Thursday, February 3, 2011

Why Sarah Palin Makes Us Proud: Naturally Compassionate Love

The night Nicolas was born (not premature but a month before we expected him), I held a Home Interiors party. My guests left at 9:00, we got to the hospital at 9:30, and he was born at 9:45. Following his birth announcement, his next mention in the newspaper was on the front page: he was the "baby" in this sentence about my appearance at a public hearing on water rates: "....addressed the City Council with baby in arms..."

For Ethan's birth, we went to a midwife, and both of us came home about 4 hours after he was born. I did miss the Parks Board meeting that afternoon, but went grocery shopping the next day.

So when I read that Trig was a month earlier than expected, and that Sarah, at a conference in Texas, went ahead and gave her speech after her water broke, that sounded like something I thought I might have done.

Sarah Palin treats ordinary things as though they are ordinary things, and giving birth is an ordinary thing for a woman to do. She doesn't allow the commonplace to become novel. Instead, she treats ordinary people as worthy of her time because that is the gift of life: each ordinary person and ordinary task is worthwhile.

And because she lives this way, her actions reflect the most natural compassion there is: a mother's own everyday priority of mingling love with the necessary tasks.

And so Trig is a baby who takes his place in the midst of the family like any other baby, and like so many large families he has a nephew his own age to grow up with, and that's that.
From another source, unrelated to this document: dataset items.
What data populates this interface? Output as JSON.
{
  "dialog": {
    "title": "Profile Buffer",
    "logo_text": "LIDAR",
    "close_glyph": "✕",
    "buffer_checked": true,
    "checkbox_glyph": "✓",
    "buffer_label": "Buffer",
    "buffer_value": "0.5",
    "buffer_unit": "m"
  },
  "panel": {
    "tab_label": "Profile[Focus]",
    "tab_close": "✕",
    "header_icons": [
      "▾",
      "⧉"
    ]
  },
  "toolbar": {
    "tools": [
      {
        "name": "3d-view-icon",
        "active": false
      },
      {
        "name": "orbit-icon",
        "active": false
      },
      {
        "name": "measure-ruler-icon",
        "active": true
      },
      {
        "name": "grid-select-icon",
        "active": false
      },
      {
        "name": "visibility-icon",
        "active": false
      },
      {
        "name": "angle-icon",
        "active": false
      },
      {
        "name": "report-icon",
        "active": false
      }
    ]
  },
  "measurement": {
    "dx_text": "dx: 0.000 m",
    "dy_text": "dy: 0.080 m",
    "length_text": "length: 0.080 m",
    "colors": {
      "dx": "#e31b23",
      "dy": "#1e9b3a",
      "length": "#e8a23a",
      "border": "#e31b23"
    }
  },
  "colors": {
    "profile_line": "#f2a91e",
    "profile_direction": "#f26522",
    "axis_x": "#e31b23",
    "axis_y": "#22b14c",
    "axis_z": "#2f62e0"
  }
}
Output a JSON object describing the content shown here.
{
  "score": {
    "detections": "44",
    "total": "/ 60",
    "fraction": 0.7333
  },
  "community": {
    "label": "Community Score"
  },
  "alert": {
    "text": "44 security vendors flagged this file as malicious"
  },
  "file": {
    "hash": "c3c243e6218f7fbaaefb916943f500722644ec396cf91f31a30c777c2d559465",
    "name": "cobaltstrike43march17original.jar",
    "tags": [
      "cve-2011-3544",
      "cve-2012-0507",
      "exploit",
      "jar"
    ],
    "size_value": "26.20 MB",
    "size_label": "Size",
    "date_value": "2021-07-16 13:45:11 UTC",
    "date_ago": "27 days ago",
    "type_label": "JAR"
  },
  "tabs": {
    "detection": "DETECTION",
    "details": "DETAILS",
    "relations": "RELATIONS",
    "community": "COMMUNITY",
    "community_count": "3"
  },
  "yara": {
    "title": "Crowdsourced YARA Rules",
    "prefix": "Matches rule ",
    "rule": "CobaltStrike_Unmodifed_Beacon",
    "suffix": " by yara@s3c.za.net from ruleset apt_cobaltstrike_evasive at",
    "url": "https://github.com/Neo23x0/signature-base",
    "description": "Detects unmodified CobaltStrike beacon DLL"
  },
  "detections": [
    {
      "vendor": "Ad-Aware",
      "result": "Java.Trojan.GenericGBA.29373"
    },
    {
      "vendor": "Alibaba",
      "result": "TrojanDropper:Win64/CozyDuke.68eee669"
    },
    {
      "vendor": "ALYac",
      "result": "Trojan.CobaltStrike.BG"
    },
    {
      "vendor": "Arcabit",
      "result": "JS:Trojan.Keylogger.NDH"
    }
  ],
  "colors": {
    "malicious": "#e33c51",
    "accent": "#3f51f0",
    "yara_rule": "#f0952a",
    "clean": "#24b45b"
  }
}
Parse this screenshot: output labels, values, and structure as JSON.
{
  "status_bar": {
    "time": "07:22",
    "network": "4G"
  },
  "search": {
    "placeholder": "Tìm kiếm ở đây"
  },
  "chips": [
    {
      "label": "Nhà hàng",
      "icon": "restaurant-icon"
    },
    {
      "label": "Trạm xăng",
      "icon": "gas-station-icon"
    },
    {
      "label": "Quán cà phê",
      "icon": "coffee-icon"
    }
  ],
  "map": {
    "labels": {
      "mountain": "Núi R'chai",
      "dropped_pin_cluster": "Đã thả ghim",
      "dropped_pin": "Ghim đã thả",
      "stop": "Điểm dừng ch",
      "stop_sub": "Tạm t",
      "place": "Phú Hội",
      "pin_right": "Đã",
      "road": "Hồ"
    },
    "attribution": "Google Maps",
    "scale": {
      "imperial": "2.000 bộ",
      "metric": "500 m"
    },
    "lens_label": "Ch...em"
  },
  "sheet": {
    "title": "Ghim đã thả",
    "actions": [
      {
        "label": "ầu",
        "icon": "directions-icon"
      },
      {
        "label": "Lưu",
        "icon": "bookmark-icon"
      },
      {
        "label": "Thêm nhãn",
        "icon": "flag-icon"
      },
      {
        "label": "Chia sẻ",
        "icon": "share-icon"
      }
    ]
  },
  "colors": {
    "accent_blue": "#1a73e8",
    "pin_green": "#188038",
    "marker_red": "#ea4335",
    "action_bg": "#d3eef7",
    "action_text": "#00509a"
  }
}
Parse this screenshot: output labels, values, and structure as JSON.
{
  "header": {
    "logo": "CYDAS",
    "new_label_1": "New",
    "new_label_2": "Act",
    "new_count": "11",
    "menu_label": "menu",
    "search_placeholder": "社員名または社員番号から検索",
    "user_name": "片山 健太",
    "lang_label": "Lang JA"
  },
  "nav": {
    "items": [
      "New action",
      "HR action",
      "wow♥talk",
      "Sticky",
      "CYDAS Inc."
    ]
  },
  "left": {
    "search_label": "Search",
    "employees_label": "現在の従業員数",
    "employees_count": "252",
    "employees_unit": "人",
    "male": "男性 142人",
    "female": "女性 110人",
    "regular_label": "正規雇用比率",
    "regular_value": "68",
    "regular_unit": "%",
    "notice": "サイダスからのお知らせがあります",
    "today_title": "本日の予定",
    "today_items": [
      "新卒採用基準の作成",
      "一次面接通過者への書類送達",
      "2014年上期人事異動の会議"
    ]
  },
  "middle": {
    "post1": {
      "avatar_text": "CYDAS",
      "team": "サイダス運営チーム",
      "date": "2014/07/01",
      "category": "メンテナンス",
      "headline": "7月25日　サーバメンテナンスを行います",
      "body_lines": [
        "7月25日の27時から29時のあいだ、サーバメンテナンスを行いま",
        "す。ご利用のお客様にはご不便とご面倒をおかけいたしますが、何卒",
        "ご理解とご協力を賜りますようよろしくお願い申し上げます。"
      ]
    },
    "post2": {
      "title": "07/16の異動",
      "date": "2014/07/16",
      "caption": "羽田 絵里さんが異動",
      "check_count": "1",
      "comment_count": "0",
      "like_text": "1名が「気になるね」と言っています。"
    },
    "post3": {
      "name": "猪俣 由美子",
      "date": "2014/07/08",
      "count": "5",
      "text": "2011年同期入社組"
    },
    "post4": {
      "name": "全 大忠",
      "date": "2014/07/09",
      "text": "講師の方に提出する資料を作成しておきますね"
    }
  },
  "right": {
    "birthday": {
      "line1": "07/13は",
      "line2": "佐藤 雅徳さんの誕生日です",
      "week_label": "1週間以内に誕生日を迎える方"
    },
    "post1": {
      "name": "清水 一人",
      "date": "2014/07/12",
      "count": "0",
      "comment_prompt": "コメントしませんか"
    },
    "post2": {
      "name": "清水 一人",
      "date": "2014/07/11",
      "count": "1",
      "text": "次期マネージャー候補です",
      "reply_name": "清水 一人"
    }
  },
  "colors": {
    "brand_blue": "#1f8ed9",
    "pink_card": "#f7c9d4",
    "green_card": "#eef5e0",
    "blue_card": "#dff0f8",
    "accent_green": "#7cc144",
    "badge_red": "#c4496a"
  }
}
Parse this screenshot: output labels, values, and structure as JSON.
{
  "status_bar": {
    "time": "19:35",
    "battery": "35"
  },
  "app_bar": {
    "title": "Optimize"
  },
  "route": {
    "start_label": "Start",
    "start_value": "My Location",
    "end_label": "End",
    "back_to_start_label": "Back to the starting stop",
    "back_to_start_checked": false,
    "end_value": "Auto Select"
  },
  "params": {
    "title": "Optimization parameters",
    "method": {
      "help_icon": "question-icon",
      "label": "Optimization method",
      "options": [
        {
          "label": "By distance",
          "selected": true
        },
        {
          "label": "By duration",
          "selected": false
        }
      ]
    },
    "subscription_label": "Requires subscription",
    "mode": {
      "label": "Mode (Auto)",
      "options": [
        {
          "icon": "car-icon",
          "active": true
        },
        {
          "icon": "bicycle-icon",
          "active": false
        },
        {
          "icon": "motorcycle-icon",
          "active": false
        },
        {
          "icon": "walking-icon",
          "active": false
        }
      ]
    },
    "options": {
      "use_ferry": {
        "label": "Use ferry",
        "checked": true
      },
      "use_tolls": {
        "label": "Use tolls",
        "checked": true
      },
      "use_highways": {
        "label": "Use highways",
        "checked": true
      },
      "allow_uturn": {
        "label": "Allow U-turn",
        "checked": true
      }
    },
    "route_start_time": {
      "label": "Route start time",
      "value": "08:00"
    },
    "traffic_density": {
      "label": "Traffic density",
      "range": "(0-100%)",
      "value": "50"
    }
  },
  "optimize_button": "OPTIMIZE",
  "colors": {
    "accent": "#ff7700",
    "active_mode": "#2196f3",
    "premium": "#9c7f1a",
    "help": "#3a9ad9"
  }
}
While Sarah understands all the things people love to talk about and worry about and gossip about, when it comes down to the wire, Sarah Palin rejoices in the great goodness these babies bring to
the world.

And whether they agree with her politically or not, the great majority of mothers in the world recognize their own approach to family in Sarah: to whom a child is a child is a child that needs what all children need: love, direction, care, a place in the family, the blessing of his parents.

Some years ago, Ryan T. Anderson wrote a parable for First Things that illustrates this manner of living:

The Parable of the Good Soccer Mom

"You shall love your neighbor as you love yourself."

" Consider the Parable of the Good Soccer Mom: An embryo fell into the hands of ambitious scientists after she was left over in the freezer of an in vitro fertilization lab.

" A molecular biologist happened to be journeying through the lab. Seeing that the embryo was very small and didn't look like other human beings, he decided that it was not a human being. And he passed to the other side of the lab and left the embryo for his colleagues.

" Likewise a moral philosopher came to the place and launched into an exposition of human embryology and developmental biology. He concluded that the human embryo was a whole human being at the very beginning of her life. ...... [B]ut the embryo could feel no pain or pleasure and exhibited no consciousness of any type, and so the philosopher concluded that the human embryo had no moral status and possessed no rights. And he, too, passed to the other side of the lab and left the embryo to the tender mercies of the scientists.

" But a Soccer Mom who came upon the embryo was moved by both scientific fact and right moral reason.... [So] The Soccer Mom rescued the embryo, transferred her to her womb, and cared for her."

The most loving approach to life is unsentimental. It sees reality as matters of fact. Compassionate love rejoices in the present and in the future. It remembers the past but understands life looks forward. Love focuses on health and on creating and keeping health within the realm of reality.

When Sarah Palin came onto the national stage, she brought a family with her that affirmed these kinds of choices. When faced with embryos some in the world would define as "inconvenient", Sarah's actions said here's a reality that love will make good. And she not only followed her heart: she followed her beliefs.

That's healthy. That's pragmatism. That's transformative. That's normal.

And that's one reason that Sarah Palin is a Great American.